Kavanaugh Controversy Illustrates Identity Politics At Its Worst

brett kavanaugh

I've been consistent on my show:  I have stated that Democrat Al Franken should NOT have resigned and Iowa Senator Nate Boulton (also a Democrat) should NOT resign until receiving due process after being accused in media reports of sexual misconduct.

That's because I recognize the difference between a cultural movement and a political movement.

 The #MeToo movement is an important cultural movement meant to improve respect between men and women.  But when the political tribes politicize a cultural movement, the only principle that matters is attaining power.  And how the way we practice justice and fairness is under threat.

The Wall Street Journal is now noting this phenomenon:  the accusation of sexual misconduct against a political opponent should now be recognized as true.

And Jonah Goldberg of National Review is now connecting this behavior to the worst impulses of identity politics (defined by me as dividing people into groups based on gender, religious belief, or skin color and assigning them grievances):  we are trampling over the concept of individual rights and acting as a collective.

This USA Today article perfectly illustrates Goldberg's fear:  because "prep school culture" encourages the behavior of which Kavanaugh is accused, he probably did it.

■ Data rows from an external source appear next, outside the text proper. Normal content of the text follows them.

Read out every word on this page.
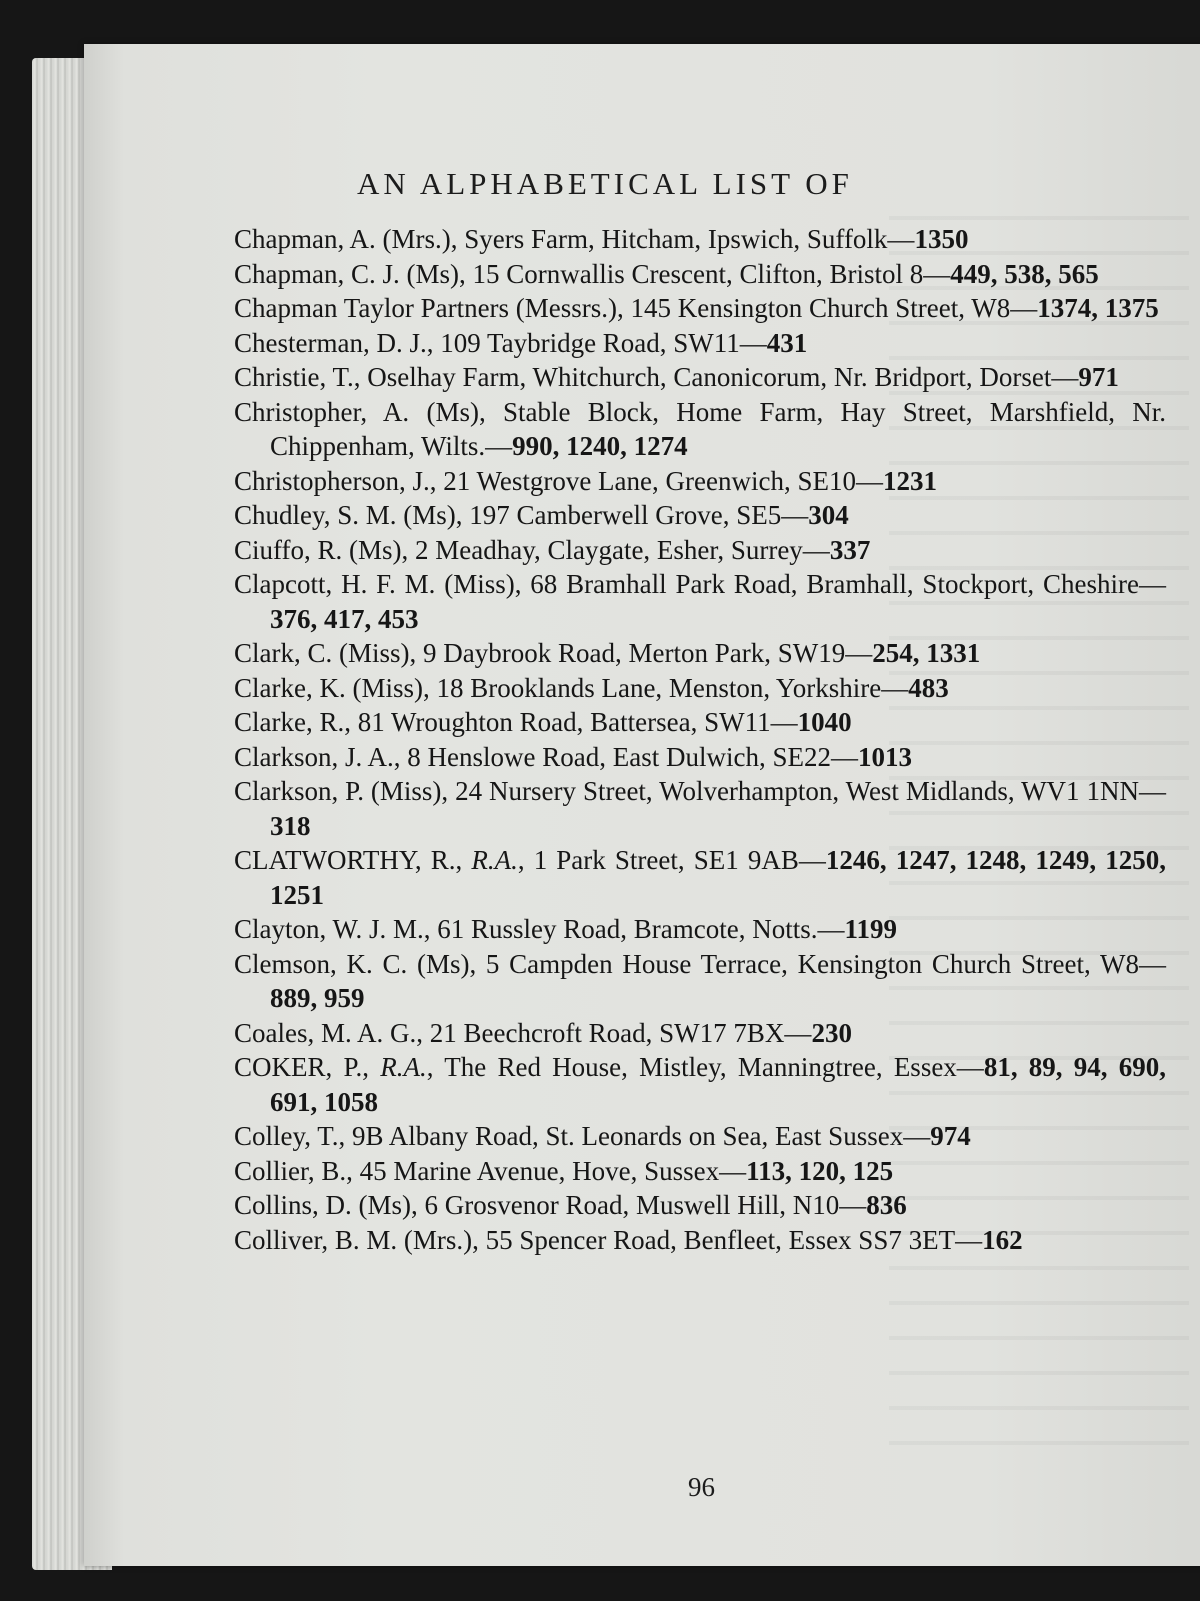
AN ALPHABETICAL LIST OF

Chapman, A. (Mrs.), Syers Farm, Hitcham, Ipswich, Suffolk—1350

Chapman, C. J. (Ms), 15 Cornwallis Crescent, Clifton, Bristol 8—449, 538, 565

Chapman Taylor Partners (Messrs.), 145 Kensington Church Street, W8—1374, 1375

Chesterman, D. J., 109 Taybridge Road, SW11—431

Christie, T., Oselhay Farm, Whitchurch, Canonicorum, Nr. Bridport, Dorset—971

Christopher, A. (Ms), Stable Block, Home Farm, Hay Street, Marshfield, Nr. Chippenham, Wilts.—990, 1240, 1274

Christopherson, J., 21 Westgrove Lane, Greenwich, SE10—1231

Chudley, S. M. (Ms), 197 Camberwell Grove, SE5—304

Ciuffo, R. (Ms), 2 Meadhay, Claygate, Esher, Surrey—337

Clapcott, H. F. M. (Miss), 68 Bramhall Park Road, Bramhall, Stockport, Cheshire—376, 417, 453

Clark, C. (Miss), 9 Daybrook Road, Merton Park, SW19—254, 1331

Clarke, K. (Miss), 18 Brooklands Lane, Menston, Yorkshire—483

Clarke, R., 81 Wroughton Road, Battersea, SW11—1040

Clarkson, J. A., 8 Henslowe Road, East Dulwich, SE22—1013

Clarkson, P. (Miss), 24 Nursery Street, Wolverhampton, West Midlands, WV1 1NN—318

CLATWORTHY, R., R.A., 1 Park Street, SE1 9AB—1246, 1247, 1248, 1249, 1250, 1251

Clayton, W. J. M., 61 Russley Road, Bramcote, Notts.—1199

Clemson, K. C. (Ms), 5 Campden House Terrace, Kensington Church Street, W8—889, 959

Coales, M. A. G., 21 Beechcroft Road, SW17 7BX—230

COKER, P., R.A., The Red House, Mistley, Manningtree, Essex—81, 89, 94, 690, 691, 1058

Colley, T., 9B Albany Road, St. Leonards on Sea, East Sussex—974

Collier, B., 45 Marine Avenue, Hove, Sussex—113, 120, 125

Collins, D. (Ms), 6 Grosvenor Road, Muswell Hill, N10—836

Colliver, B. M. (Mrs.), 55 Spencer Road, Benfleet, Essex SS7 3ET—162

96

Much like Anita Hill's accusation against Clarence Thomas, we have no corroborating evidence that the alleged behavior actually occurred.   We are told to simply accept it is true because men sometimes act badly toward women therefore making an individual accusation likely true.

But that's not how this works.  That's not how any of this works.

This saga, of course, is ultimately meant to be used by progressives to get women to vote against Republicans this fall.  But because I don't believe in identity politics, I believe women will note the bigger issues at stake here.  And there's evidence that is actually happening.